Aquari-Sol is used to treat many problems but I only use it for Velvet. It can treat Ick, clamped fins, fungus, sluggishness and Velvet. The reason I do not use it often is because you need to increase the temperature of the water. Now – it can be used as a disease preventative and you do not have to raise the temperature of the water. I do not use it as a preventative measure (aquarium salt for that) but it does work well when used on disease. The reason I only use it for velvet is because my JFE works on everything else listed. I also feel if a betta is sluggish it is for some other reason that needs to be addressed rather than just a generic dosage of Aquari-Sol.
I am not naming any brands here because I have used many brands through the years I have been keeping bettas. All work wonders. Just make sure on the front of the bottle it expressedly says “Removes Chlorine ….” That is the important words you need to see. Some stress coat chemicals do remove chlorines and nitrates but not all. Make sure you have a dechlorinator.
These are the only products I have used for my bettas and as you can see by all the pictures on site, these products alone can work wonders!

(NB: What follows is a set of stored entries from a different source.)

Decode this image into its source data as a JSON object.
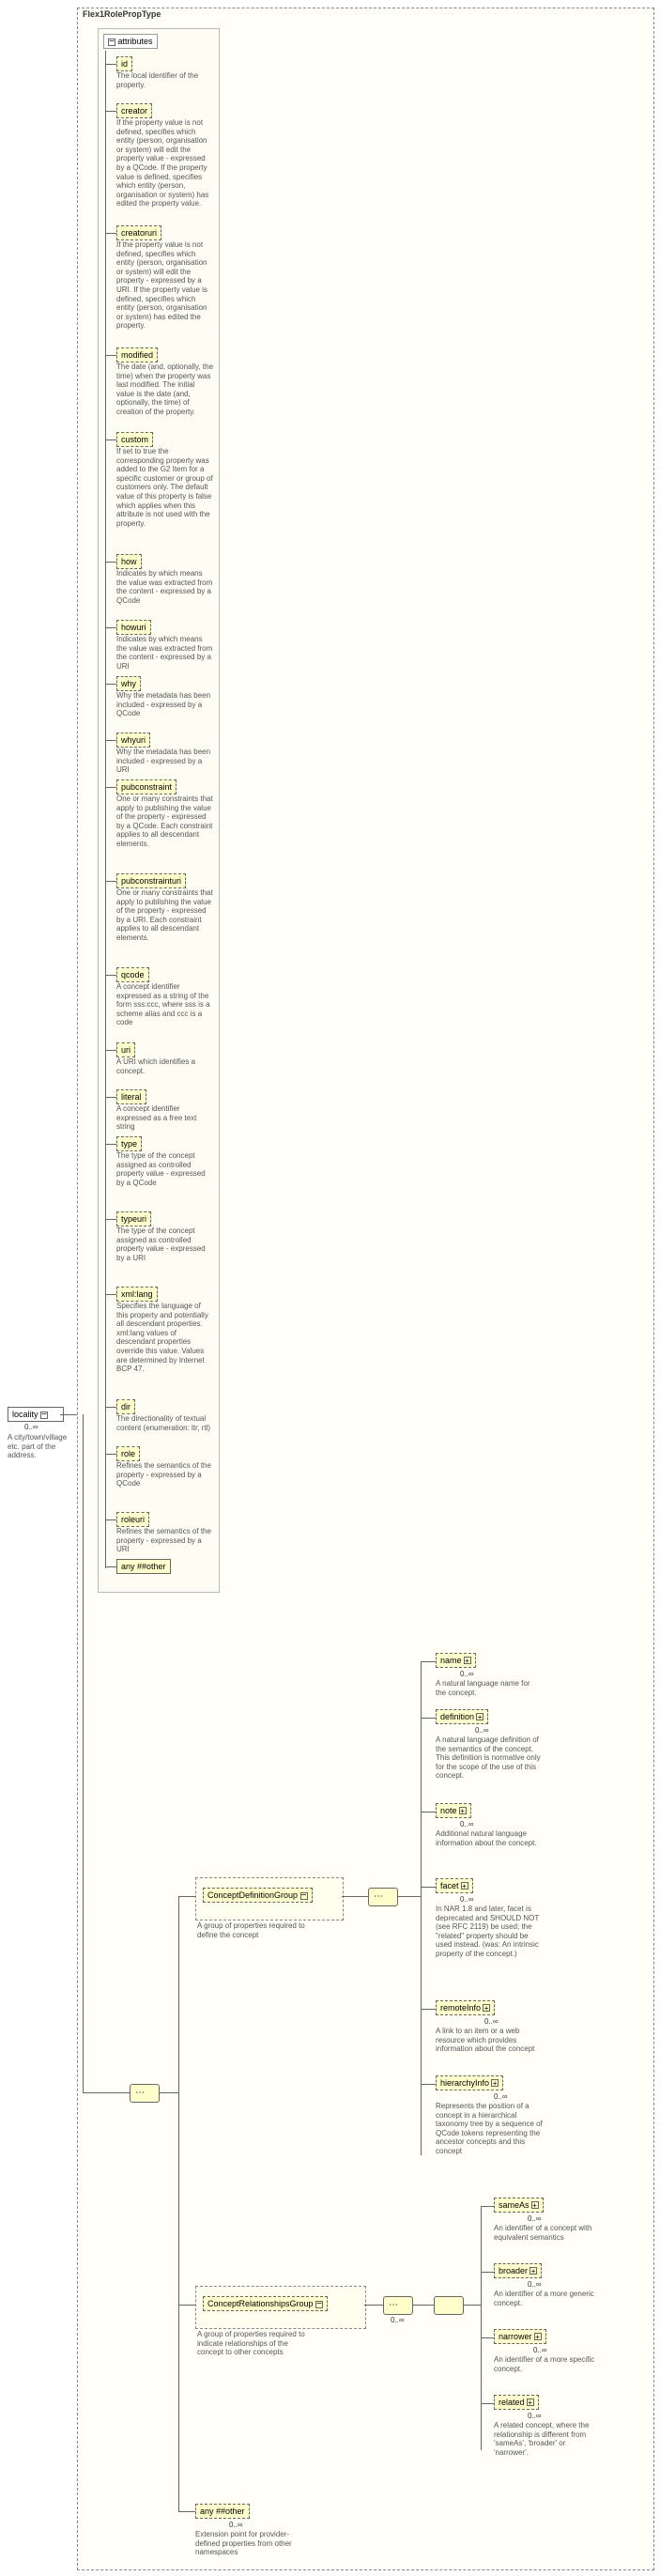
{
  "root": {
    "title": "Flex1RolePropType",
    "locality": {
      "name": "locality",
      "card": "0..∞",
      "desc": "A city/town/village etc. part of the address."
    },
    "attrs_title": "attributes",
    "attrs": [
      {
        "name": "id",
        "desc": "The local identifier of the property."
      },
      {
        "name": "creator",
        "desc": "If the property value is not defined, specifies which entity (person, organisation or system) will edit the property value - expressed by a QCode. If the property value is defined, specifies which entity (person, organisation or system) has edited the property value."
      },
      {
        "name": "creatoruri",
        "desc": "If the property value is not defined, specifies which entity (person, organisation or system) will edit the property - expressed by a URI. If the property value is defined, specifies which entity (person, organisation or system) has edited the property."
      },
      {
        "name": "modified",
        "desc": "The date (and, optionally, the time) when the property was last modified. The initial value is the date (and, optionally, the time) of creation of the property."
      },
      {
        "name": "custom",
        "desc": "If set to true the corresponding property was added to the G2 Item for a specific customer or group of customers only. The default value of this property is false which applies when this attribute is not used with the property."
      },
      {
        "name": "how",
        "desc": "Indicates by which means the value was extracted from the content - expressed by a QCode"
      },
      {
        "name": "howuri",
        "desc": "Indicates by which means the value was extracted from the content - expressed by a URI"
      },
      {
        "name": "why",
        "desc": "Why the metadata has been included - expressed by a QCode"
      },
      {
        "name": "whyuri",
        "desc": "Why the metadata has been included - expressed by a URI"
      },
      {
        "name": "pubconstraint",
        "desc": "One or many constraints that apply to publishing the value of the property - expressed by a QCode. Each constraint applies to all descendant elements."
      },
      {
        "name": "pubconstrainturi",
        "desc": "One or many constraints that apply to publishing the value of the property - expressed by a URI. Each constraint applies to all descendant elements."
      },
      {
        "name": "qcode",
        "desc": "A concept identifier expressed as a string of the form sss:ccc, where sss is a scheme alias and ccc is a code"
      },
      {
        "name": "uri",
        "desc": "A URI which identifies a concept."
      },
      {
        "name": "literal",
        "desc": "A concept identifier expressed as a free text string"
      },
      {
        "name": "type",
        "desc": "The type of the concept assigned as controlled property value - expressed by a QCode"
      },
      {
        "name": "typeuri",
        "desc": "The type of the concept assigned as controlled property value - expressed by a URI"
      },
      {
        "name": "xml:lang",
        "desc": "Specifies the language of this property and potentially all descendant properties. xml:lang values of descendant properties override this value. Values are determined by Internet BCP 47."
      },
      {
        "name": "dir",
        "desc": "The directionality of textual content (enumeration: ltr, rtl)"
      },
      {
        "name": "role",
        "desc": "Refines the semantics of the property - expressed by a QCode"
      },
      {
        "name": "roleuri",
        "desc": "Refines the semantics of the property - expressed by a URI"
      }
    ],
    "any_other": "any ##other",
    "groups": {
      "cdef": {
        "name": "ConceptDefinitionGroup",
        "desc": "A group of properties required to define the concept"
      },
      "crel": {
        "name": "ConceptRelationshipsGroup",
        "desc": "A group of properties required to indicate relationships of the concept to other concepts"
      }
    },
    "cdef_children": [
      {
        "name": "name",
        "desc": "A natural language name for the concept."
      },
      {
        "name": "definition",
        "desc": "A natural language definition of the semantics of the concept. This definition is normative only for the scope of the use of this concept."
      },
      {
        "name": "note",
        "desc": "Additional natural language information about the concept."
      },
      {
        "name": "facet",
        "desc": "In NAR 1.8 and later, facet is deprecated and SHOULD NOT (see RFC 2119) be used; the \"related\" property should be used instead. (was: An intrinsic property of the concept.)"
      },
      {
        "name": "remoteInfo",
        "desc": "A link to an item or a web resource which provides information about the concept"
      },
      {
        "name": "hierarchyInfo",
        "desc": "Represents the position of a concept in a hierarchical taxonomy tree by a sequence of QCode tokens representing the ancestor concepts and this concept"
      }
    ],
    "crel_children": [
      {
        "name": "sameAs",
        "desc": "An identifier of a concept with equivalent semantics"
      },
      {
        "name": "broader",
        "desc": "An identifier of a more generic concept."
      },
      {
        "name": "narrower",
        "desc": "An identifier of a more specific concept."
      },
      {
        "name": "related",
        "desc": "A related concept, where the relationship is different from 'sameAs', 'broader' or 'narrower'."
      }
    ],
    "ext": {
      "name": "any ##other",
      "card": "0..∞",
      "desc": "Extension point for provider-defined properties from other namespaces"
    },
    "card_inf": "0..∞"
  }
}
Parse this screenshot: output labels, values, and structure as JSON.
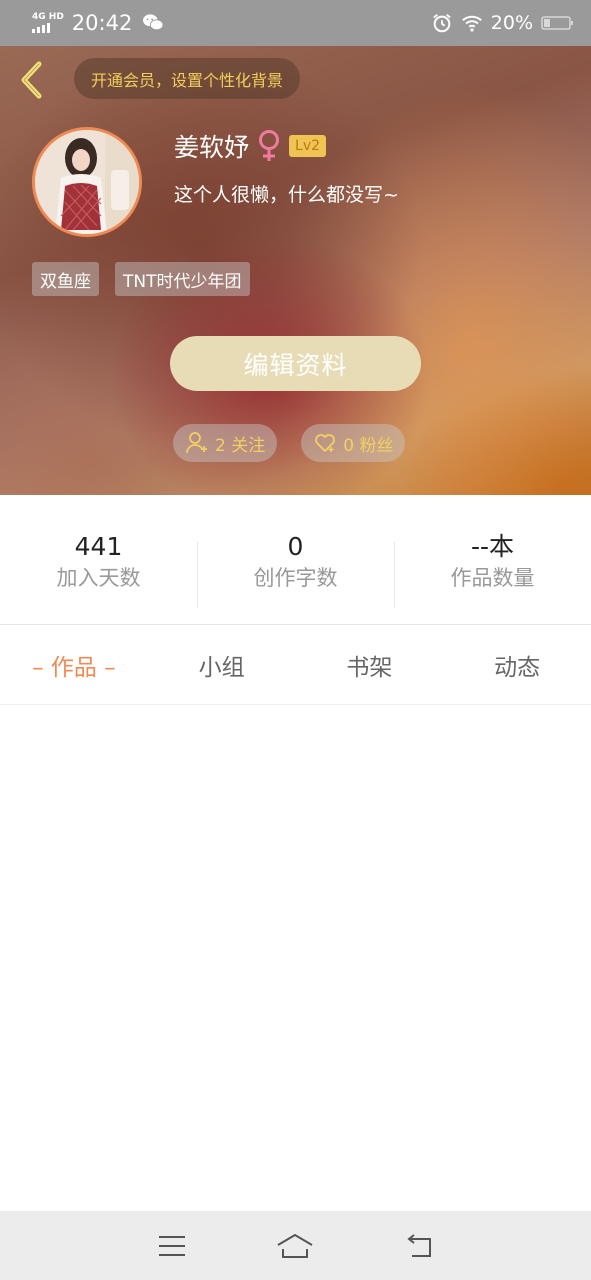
{
  "status_bar": {
    "network_type": "4G HD",
    "time": "20:42",
    "battery": "20%"
  },
  "header": {
    "vip_banner": "开通会员，设置个性化背景"
  },
  "profile": {
    "username": "姜软妤",
    "gender_icon": "female-icon",
    "level": "Lv2",
    "bio": "这个人很懒，什么都没写~",
    "tags": [
      "双鱼座",
      "TNT时代少年团"
    ],
    "edit_button": "编辑资料",
    "following": "2 关注",
    "fans": "0 粉丝"
  },
  "stats": [
    {
      "value": "441",
      "label": "加入天数"
    },
    {
      "value": "0",
      "label": "创作字数"
    },
    {
      "value": "--本",
      "label": "作品数量"
    }
  ],
  "tabs": [
    {
      "label": "– 作品 –",
      "active": true
    },
    {
      "label": "小组",
      "active": false
    },
    {
      "label": "书架",
      "active": false
    },
    {
      "label": "动态",
      "active": false
    }
  ],
  "colors": {
    "accent": "#f08a55",
    "gold": "#f3d061",
    "edit_button_bg": "#e8dcb7",
    "status_bar_bg": "#9a9a9a"
  },
  "nav_icons": [
    "menu-icon",
    "home-icon",
    "back-icon"
  ]
}
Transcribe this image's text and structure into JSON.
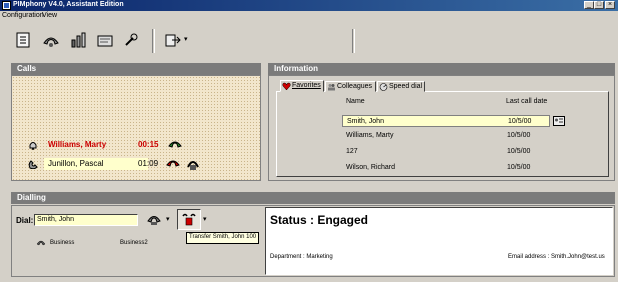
{
  "window": {
    "title": "PIMphony V4.0, Assistant Edition"
  },
  "menu": {
    "items": [
      {
        "label": "Configuration"
      },
      {
        "label": "View"
      }
    ]
  },
  "toolbar": {
    "icons": [
      "phone-book-icon",
      "call-forward-icon",
      "statistics-icon",
      "directory-icon",
      "tools-icon",
      "transfer-menu-icon"
    ],
    "dropdown_glyph": "▾"
  },
  "calls": {
    "header": "Calls",
    "rows": [
      {
        "name": "Williams, Marty",
        "time": "00:15",
        "state": "ringing",
        "color": "#cc0000"
      },
      {
        "name": "Junillon, Pascal",
        "time": "01:09",
        "state": "connected",
        "color": "#000000"
      }
    ]
  },
  "information": {
    "header": "Information",
    "tabs": [
      {
        "label": "Favorites"
      },
      {
        "label": "Colleagues"
      },
      {
        "label": "Speed dial"
      }
    ],
    "columns": {
      "name": "Name",
      "last_call": "Last call date"
    },
    "rows": [
      {
        "name": "Smith, John",
        "date": "10/5/00",
        "selected": true
      },
      {
        "name": "Williams, Marty",
        "date": "10/5/00",
        "selected": false
      },
      {
        "name": "127",
        "date": "10/5/00",
        "selected": false
      },
      {
        "name": "Wilson, Richard",
        "date": "10/5/00",
        "selected": false
      }
    ]
  },
  "dialling": {
    "header": "Dialling",
    "dial_label": "Dial:",
    "dial_value": "Smith, John",
    "numbers": [
      {
        "label": "Business"
      },
      {
        "label": "Business2"
      }
    ],
    "tooltip": "Transfer Smith, John 100",
    "status": "Status : Engaged",
    "department": "Department : Marketing",
    "email": "Email address : Smith.John@test.us"
  },
  "colors": {
    "selected_row": "#ffffcc",
    "panel_header": "#7b7b7b",
    "title_bar": "#0a246a"
  }
}
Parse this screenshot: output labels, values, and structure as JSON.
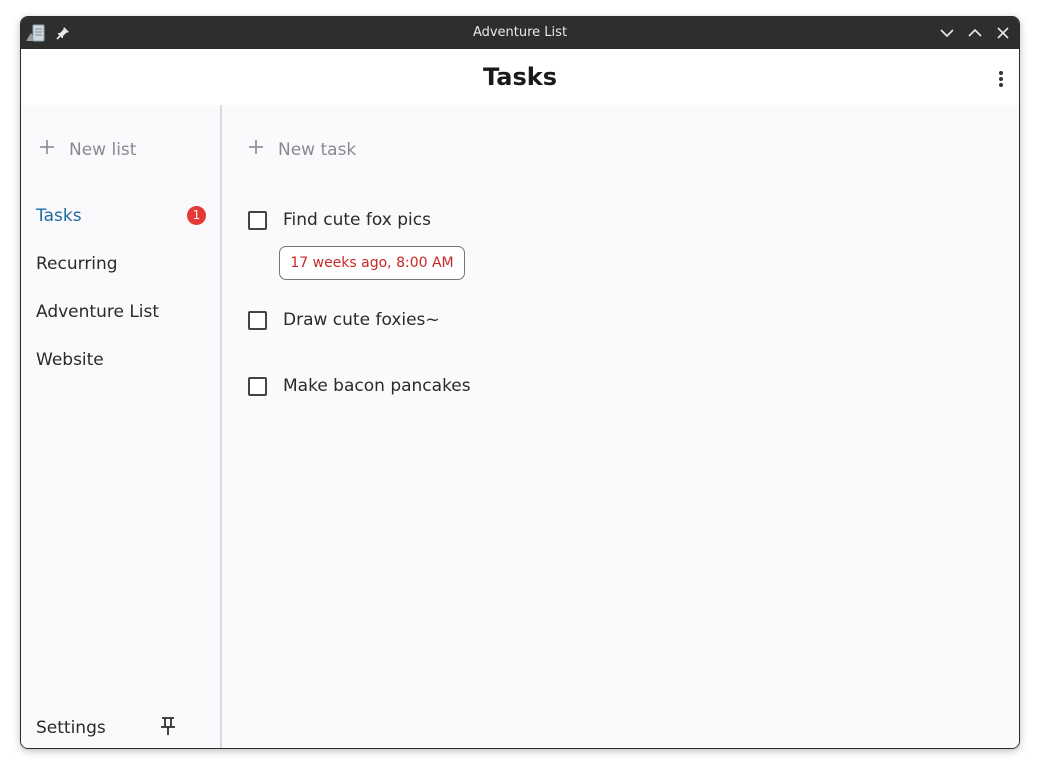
{
  "window": {
    "title": "Adventure List",
    "buttons": [
      "minimize",
      "maximize",
      "close"
    ]
  },
  "header": {
    "title": "Tasks"
  },
  "sidebar": {
    "new_list_label": "New list",
    "items": [
      {
        "label": "Tasks",
        "badge": "1",
        "active": true
      },
      {
        "label": "Recurring"
      },
      {
        "label": "Adventure List"
      },
      {
        "label": "Website"
      }
    ],
    "settings_label": "Settings"
  },
  "main": {
    "new_task_label": "New task",
    "tasks": [
      {
        "title": "Find cute fox pics",
        "due": "17 weeks ago, 8:00 AM",
        "checked": false
      },
      {
        "title": "Draw cute foxies~",
        "checked": false
      },
      {
        "title": "Make bacon pancakes",
        "checked": false
      }
    ]
  },
  "colors": {
    "accent": "#1e6ba0",
    "badge": "#e53935",
    "overdue": "#c62828",
    "titlebar": "#2e2e2e"
  },
  "icons": [
    "app-icon",
    "pin-icon",
    "chevron-down-icon",
    "chevron-up-icon",
    "close-icon",
    "more-vertical-icon",
    "plus-icon",
    "checkbox-icon"
  ]
}
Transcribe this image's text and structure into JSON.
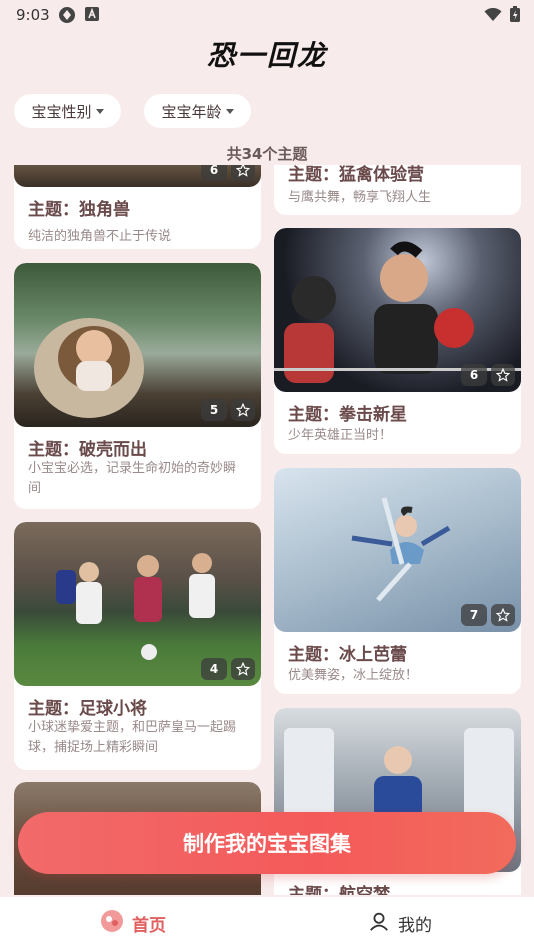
{
  "status_bar": {
    "time": "9:03"
  },
  "app": {
    "title": "恐一回龙"
  },
  "filters": {
    "gender": "宝宝性别",
    "age": "宝宝年龄"
  },
  "theme_count": "共34个主题",
  "cards": [
    {
      "title": "主题：独角兽",
      "desc": "纯洁的独角兽不止于传说",
      "count": "6"
    },
    {
      "title": "主题：猛禽体验营",
      "desc": "与鹰共舞，畅享飞翔人生",
      "count": ""
    },
    {
      "title": "主题：破壳而出",
      "desc": "小宝宝必选，记录生命初始的奇妙瞬间",
      "count": "5"
    },
    {
      "title": "主题：拳击新星",
      "desc": "少年英雄正当时！",
      "count": "6"
    },
    {
      "title": "主题：足球小将",
      "desc": "小球迷挚爱主题，和巴萨皇马一起踢球，捕捉场上精彩瞬间",
      "count": "4"
    },
    {
      "title": "主题：冰上芭蕾",
      "desc": "优美舞姿，冰上绽放！",
      "count": "7"
    },
    {
      "title": "主题：航空梦",
      "desc": "",
      "count": ""
    }
  ],
  "cta_label": "制作我的宝宝图集",
  "tabs": {
    "home": "首页",
    "mine": "我的"
  },
  "colors": {
    "background": "#f8ebeb",
    "accent": "#f26a6a",
    "title_text": "#6a4a4a"
  }
}
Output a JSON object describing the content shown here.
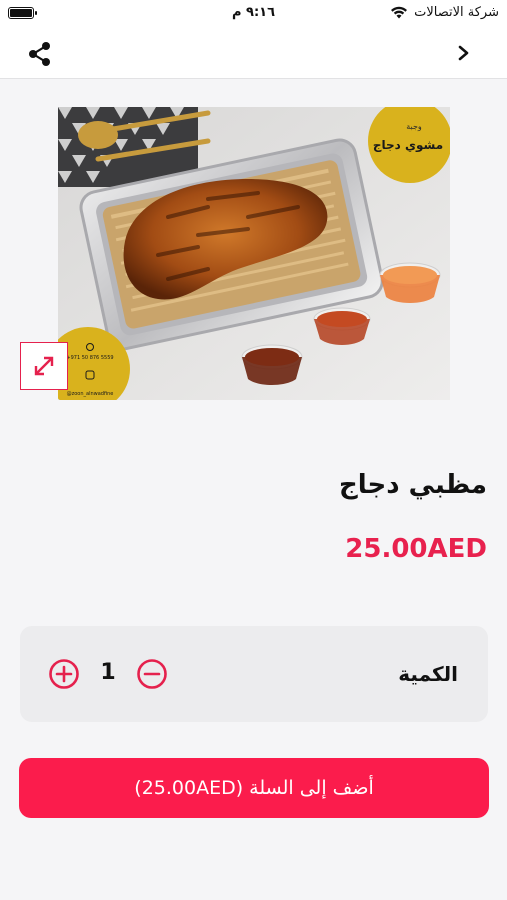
{
  "status_bar": {
    "carrier": "شركة الاتصالات",
    "time": "٩:١٦ م"
  },
  "nav": {
    "share_icon": "share-icon",
    "back_icon": "chevron-right-icon"
  },
  "hero": {
    "badge_top_small": "وجبة",
    "badge_top_title": "مشوي دجاج",
    "badge_bottom_phone": "+971 50 876 5559",
    "badge_bottom_handle": "@zoon_alnwadfine"
  },
  "product": {
    "title": "مظبي دجاج",
    "price": "25.00AED"
  },
  "quantity": {
    "label": "الكمية",
    "value": "1"
  },
  "cart": {
    "button_label": "أضف إلى السلة (25.00AED)"
  },
  "colors": {
    "accent": "#fb1c4c",
    "price": "#e8214e"
  }
}
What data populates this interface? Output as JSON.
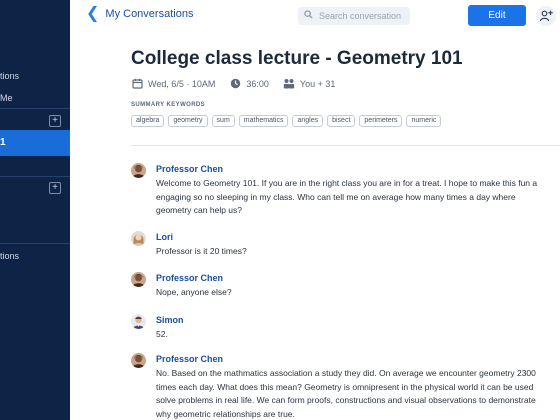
{
  "sidebar": {
    "items": [
      {
        "label": "tions"
      },
      {
        "label": "Me"
      },
      {
        "label": "1"
      },
      {
        "label": "tions"
      }
    ],
    "add_label": "+"
  },
  "topbar": {
    "back_label": "My Conversations",
    "search_placeholder": "Search conversation",
    "edit_label": "Edit",
    "add_user_label": "+"
  },
  "conversation": {
    "title": "College class lecture - Geometry 101",
    "date": "Wed, 6/5 · 10AM",
    "duration": "36:00",
    "participants": "You + 31",
    "keywords_label": "SUMMARY KEYWORDS",
    "keywords": [
      "algebra",
      "geometry",
      "sum",
      "mathematics",
      "angles",
      "bisect",
      "perimeters",
      "numeric"
    ]
  },
  "messages": [
    {
      "speaker": "Professor Chen",
      "lines": [
        "Welcome to Geometry 101. If you are in the right class you are in for a treat. I hope to make this fun a",
        "engaging so no sleeping in my class. Who can tell me on average how many times a day where",
        "geometry can help us?"
      ]
    },
    {
      "speaker": "Lori",
      "lines": [
        "Professor is it 20 times?"
      ]
    },
    {
      "speaker": "Professor Chen",
      "lines": [
        "Nope, anyone else?"
      ]
    },
    {
      "speaker": "Simon",
      "lines": [
        "52."
      ]
    },
    {
      "speaker": "Professor Chen",
      "lines": [
        "No. Based on the mathmatics association a study they did. On average we encounter geometry 2300",
        "times each day.  What does this mean? Geometry is omnipresent in the physical world it can be used",
        "solve problems in real life. We can form proofs, constructions and visual observations to demonstrate",
        "why geometric relationships are true."
      ]
    }
  ]
}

I am worried about my male Betta, less than a year old. He appears to have developed a swim bladder disorder of some kind…he will swim in circle to the right. Occasionally he either has a seizure or decides to try to attack his own tail. I have move him to s shallow tank without substrate. I recently added an algae eater and a snail to his tank. Does this have anything to do with things? Have I over fed him with three or four pellets twice a day?